Well, that didn’t take long. The Fed began to pump less Quantitative Easing (QE) into the financial system in November and the stock market’s wheels have started to wobble after barely two months of less cheap money, let alone move to withdraw it.
Investors are already starting to ask themselves how much the US Federal Reserve can do to tighten monetary policy before it either puts the brakes on the economy, breaks the stock market or both – and the answer might be not very far at all.
“Some of the asset classes, funds and individual stocks which have performed best, attracted the hottest money flows and drawn the biggest headlines have started to flag, or even fall sharply.
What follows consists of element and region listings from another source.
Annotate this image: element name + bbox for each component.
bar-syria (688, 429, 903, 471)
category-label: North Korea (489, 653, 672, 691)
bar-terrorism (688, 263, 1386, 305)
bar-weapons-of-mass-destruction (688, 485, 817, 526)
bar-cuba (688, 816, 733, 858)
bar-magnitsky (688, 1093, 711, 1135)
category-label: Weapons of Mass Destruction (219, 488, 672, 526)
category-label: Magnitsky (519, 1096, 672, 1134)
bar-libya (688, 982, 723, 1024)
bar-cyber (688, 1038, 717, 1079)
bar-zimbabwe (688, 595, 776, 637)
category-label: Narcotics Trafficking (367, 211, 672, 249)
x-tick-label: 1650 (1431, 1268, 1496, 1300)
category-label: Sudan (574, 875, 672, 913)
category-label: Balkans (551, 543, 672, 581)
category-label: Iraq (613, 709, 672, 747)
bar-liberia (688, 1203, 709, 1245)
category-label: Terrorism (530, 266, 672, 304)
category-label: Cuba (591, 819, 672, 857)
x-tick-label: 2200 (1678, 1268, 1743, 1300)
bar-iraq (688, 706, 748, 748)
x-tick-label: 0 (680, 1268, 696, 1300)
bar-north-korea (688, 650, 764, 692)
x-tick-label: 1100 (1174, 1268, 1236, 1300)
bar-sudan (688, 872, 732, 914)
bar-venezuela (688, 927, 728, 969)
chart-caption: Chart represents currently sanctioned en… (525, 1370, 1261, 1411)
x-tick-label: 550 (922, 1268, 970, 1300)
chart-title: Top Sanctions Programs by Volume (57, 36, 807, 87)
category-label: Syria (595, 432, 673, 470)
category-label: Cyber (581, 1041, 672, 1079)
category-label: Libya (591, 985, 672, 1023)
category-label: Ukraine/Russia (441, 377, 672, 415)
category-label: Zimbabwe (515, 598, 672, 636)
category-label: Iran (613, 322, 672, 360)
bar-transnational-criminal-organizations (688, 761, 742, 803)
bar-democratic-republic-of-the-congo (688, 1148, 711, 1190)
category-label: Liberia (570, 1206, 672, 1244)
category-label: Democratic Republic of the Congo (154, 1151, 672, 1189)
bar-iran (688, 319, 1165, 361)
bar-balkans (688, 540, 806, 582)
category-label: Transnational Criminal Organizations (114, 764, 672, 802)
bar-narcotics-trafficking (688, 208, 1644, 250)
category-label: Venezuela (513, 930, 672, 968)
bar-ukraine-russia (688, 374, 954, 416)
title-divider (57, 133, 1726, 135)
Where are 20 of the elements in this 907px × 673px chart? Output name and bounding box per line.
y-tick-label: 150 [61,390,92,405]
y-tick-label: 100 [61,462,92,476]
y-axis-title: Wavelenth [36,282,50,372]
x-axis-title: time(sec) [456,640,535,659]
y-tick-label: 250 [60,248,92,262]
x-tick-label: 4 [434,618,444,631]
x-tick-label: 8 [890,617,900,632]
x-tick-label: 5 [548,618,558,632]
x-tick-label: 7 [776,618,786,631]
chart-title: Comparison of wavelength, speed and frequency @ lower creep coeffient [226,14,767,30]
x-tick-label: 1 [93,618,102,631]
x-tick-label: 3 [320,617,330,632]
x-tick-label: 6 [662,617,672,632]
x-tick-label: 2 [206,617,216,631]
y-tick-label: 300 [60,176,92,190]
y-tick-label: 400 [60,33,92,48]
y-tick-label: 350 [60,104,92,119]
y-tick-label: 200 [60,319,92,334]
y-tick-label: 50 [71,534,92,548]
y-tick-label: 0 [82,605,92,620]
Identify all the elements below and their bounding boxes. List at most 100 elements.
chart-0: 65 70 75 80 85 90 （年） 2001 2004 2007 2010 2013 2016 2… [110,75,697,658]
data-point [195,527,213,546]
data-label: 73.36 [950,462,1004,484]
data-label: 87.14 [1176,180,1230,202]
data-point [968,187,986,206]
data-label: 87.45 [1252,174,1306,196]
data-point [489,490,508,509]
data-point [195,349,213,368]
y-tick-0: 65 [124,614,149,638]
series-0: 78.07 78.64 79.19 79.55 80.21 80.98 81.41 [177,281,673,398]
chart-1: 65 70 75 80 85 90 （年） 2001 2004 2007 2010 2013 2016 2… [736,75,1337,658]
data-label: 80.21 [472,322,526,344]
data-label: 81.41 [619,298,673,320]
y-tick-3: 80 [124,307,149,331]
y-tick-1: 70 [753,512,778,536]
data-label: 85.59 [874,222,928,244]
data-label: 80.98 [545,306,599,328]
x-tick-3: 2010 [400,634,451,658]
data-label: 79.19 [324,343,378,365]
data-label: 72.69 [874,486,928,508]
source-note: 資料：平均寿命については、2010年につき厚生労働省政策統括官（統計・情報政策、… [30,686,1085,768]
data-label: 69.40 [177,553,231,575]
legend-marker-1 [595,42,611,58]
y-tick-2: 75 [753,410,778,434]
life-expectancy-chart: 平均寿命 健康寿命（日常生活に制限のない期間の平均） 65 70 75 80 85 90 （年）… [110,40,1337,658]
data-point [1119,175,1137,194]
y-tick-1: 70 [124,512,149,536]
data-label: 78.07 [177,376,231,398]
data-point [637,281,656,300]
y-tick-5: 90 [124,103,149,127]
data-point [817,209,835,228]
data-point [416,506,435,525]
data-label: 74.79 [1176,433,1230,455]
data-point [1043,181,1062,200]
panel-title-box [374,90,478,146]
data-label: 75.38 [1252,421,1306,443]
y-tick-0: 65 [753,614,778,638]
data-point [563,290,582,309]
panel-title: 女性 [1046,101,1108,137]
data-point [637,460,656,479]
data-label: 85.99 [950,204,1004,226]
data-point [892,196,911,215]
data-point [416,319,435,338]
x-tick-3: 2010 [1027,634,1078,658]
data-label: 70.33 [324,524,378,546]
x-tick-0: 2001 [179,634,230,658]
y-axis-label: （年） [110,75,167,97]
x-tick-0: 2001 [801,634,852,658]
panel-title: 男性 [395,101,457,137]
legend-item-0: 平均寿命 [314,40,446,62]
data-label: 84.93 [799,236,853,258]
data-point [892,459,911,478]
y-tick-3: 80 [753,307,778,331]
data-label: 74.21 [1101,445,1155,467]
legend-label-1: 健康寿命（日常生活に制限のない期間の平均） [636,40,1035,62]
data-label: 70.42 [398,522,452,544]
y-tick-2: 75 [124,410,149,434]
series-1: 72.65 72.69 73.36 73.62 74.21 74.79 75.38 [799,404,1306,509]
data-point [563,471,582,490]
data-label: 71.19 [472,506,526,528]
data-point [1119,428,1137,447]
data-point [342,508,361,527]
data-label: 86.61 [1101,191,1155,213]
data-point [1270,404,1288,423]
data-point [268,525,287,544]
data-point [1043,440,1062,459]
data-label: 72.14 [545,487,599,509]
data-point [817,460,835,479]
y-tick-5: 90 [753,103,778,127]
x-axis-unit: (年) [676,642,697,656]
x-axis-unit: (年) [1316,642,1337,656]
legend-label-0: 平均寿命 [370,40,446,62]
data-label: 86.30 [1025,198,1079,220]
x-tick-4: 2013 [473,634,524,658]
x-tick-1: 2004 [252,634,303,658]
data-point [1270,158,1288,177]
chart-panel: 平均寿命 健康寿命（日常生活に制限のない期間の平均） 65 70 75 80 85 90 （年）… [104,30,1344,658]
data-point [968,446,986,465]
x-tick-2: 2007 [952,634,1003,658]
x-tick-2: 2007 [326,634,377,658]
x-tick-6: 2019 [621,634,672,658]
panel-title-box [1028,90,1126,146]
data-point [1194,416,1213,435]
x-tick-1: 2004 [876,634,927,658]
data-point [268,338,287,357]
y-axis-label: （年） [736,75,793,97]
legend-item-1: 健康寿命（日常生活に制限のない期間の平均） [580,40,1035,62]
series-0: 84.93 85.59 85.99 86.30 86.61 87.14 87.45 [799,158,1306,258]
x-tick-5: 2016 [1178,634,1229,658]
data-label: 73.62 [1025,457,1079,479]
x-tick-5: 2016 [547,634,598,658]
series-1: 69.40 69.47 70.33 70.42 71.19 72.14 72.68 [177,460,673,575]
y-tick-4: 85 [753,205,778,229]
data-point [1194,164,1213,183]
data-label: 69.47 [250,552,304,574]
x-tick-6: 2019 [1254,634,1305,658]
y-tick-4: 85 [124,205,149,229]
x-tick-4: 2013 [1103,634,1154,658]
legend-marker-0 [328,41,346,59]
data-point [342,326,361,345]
All are generally toward the riskiest end of the asset class spectrum, where the rewards can be highest, but the risks are too, should something go wrong,” AJ Bell Investment Director Russ Mould said.
“Small caps are wobbling. America’s Russell 2000 index is now trading below where it was twelve months ago, and the UK’s FTSE Small Cap benchmark is losing a little momentum.
“Meme stocks are taking a pasting. You have to hope that anyone who has held on to GameStop, AMC Entertainment and others to thwart the hedge funds who were short-selling these names have not ended up cutting off their own noses to spite their face. Buyers in the very early days may still be in the black, but anyone who piled in late to join the fun or try to make a fast buck could now be deeply in the red.